Two investigators (J.L. and A.T.C.) performed the literature search and data extraction independently. A data extraction form was designed to store the data from the original literature. Data collected included the year of publication, study location, mean age, the proportion of males, number of participants, name of intervention, type of controls, duration of intervention, name, and score of the cognitive tests, method of data analysis, and number of adverse events. When discrepancies were found regarding study eligibility or data extraction, a third investigator (J.Y.C.) would make the final decision.

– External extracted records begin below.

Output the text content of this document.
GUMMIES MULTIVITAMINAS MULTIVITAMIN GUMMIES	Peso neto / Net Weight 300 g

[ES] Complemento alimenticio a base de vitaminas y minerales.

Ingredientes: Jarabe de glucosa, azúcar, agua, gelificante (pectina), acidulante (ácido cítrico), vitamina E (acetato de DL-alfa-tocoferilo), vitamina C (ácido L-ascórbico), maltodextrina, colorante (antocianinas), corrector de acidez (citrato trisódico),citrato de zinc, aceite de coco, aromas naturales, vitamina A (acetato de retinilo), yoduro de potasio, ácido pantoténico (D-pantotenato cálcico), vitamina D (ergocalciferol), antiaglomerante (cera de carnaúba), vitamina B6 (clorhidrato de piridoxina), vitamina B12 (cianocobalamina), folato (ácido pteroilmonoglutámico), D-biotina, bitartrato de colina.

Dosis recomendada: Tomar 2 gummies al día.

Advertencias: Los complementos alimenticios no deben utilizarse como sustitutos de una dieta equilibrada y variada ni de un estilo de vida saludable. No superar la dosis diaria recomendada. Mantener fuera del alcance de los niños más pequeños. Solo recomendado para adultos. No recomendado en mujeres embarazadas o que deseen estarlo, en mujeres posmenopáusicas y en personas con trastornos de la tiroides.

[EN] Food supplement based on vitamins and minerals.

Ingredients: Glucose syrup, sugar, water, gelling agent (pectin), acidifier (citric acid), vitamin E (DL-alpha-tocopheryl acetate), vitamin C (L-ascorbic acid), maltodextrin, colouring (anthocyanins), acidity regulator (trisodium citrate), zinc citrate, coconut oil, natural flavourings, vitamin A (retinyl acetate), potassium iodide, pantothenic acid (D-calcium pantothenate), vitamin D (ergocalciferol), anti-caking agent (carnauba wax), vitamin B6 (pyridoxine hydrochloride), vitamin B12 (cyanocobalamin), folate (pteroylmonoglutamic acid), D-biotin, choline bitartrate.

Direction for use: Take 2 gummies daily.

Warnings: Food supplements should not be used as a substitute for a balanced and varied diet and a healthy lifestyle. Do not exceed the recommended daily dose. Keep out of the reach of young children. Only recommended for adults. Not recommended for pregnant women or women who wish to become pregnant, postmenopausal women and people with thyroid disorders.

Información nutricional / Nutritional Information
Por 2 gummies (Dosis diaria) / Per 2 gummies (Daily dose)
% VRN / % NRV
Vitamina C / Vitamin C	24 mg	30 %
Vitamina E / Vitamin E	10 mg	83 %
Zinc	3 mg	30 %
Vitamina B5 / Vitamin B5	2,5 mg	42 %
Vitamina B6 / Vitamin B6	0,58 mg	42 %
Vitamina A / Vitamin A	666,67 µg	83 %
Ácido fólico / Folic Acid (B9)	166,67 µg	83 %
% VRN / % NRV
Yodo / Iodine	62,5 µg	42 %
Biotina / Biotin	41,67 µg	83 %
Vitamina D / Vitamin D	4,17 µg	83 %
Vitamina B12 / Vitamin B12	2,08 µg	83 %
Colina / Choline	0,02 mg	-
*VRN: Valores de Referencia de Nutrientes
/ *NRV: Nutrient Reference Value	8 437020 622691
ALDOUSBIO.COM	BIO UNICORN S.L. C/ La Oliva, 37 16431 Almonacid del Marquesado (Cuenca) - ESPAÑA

Interventions and outcomes

Exergaming interventions were classified into two major categories, including (i) VR-based, and (ii) video-based. Studies were also grouped into different control arms, including (i) usual care; and (ii) active controls. Usual care included a waitlisted or education group, and the active controls included physical exercise, cognitive training, and combined exercise and cognitive training. The primary outcomes of this study were the change of pre-and-post intervention scores from cognitive tests that measure global cognitive function, learning and memory, working memory, verbal fluency, complex attention, and executive function.

Global cognitive function was measured by any type of multi-domain cognitive tests such as the Mini-mental State Examination (MMSE)51 and Montreal Cognitive Assessment52. Learning and memory were measured by any type of verbal memory test, such as the California Verbal Learning Test53. Working memory was assessed by any type of working memory test such as digit span54. Verbal fluency was assessed by any type of verbal fluency test, such as sematic fluency55. Higher scores of global cognitive function, learning and memory, working memory, and verbal fluency indicate better cognitive functions. If a study reported two or more assessment tools for the same cognitive domain, we would include the most frequently used assessment tools in the meta-analysis. Complex attention was measured by Trail Making Test-A (TMT-A), and executive function was measured by Trail Making Test-B (TMT-B)56. The performance of TMT-A and TMT-B was measured by time spent on the test (seconds). A faster time score in TMT-A and TMT-B indicates better functioning.

Risk of bias

Potential risks of bias in each included study were assessed by the revised Cochrane risk-of-bias tool for randomized trials (RoB-2)57. The RoB-2 measures 6 items of risk-of-bias, including (i) bias arising from the randomization process; (ii) bias due to deviations from intended interventions; (iii) bias due to missing outcome data; (iv) bias in measurement of the outcome; (v) bias in selection of the reported result; and (vi) overall bias.

Data synthesis and statistical analysis

Standardized mean differences (SMDs) with confidence interval (95% CI) were applied to calculate the combined results of different cognitive tests. Using conventional definitions, SMD estimates of 0.20, 0.50, and 0.80 were considered as small, medium, and large, respectively58. The trials using the same cognitive tests were combined by mean difference (MD). A random-effects model was applied, and statistical heterogeneity was assessed by I2 59,60. A forest plot was used to graphically present the results of the meta-analysis. Meta-analyses were performed to combine the effect sizes in Review Manager (Version 5.4)61. Publication bias was assessed by funnel plots and Egger’s Test by using the dmetar package in R version 4.2.262,63,64,65.

Subgroup and sensitivity analyses

Subgroup analyses in each cognitive domain were performed according to (i) type of exergaming intervention, i.e. VR-based and video-based; (ii) length of intervention, i.e. short and long, we would use the median length of intervention of the included studies as the cut-off; and (iii) type of controls, i.e. usual care and active controls. Sensitivity analyses were conducted according to (i) risk of bias of the included studies; and (ii) individual cognitive tests.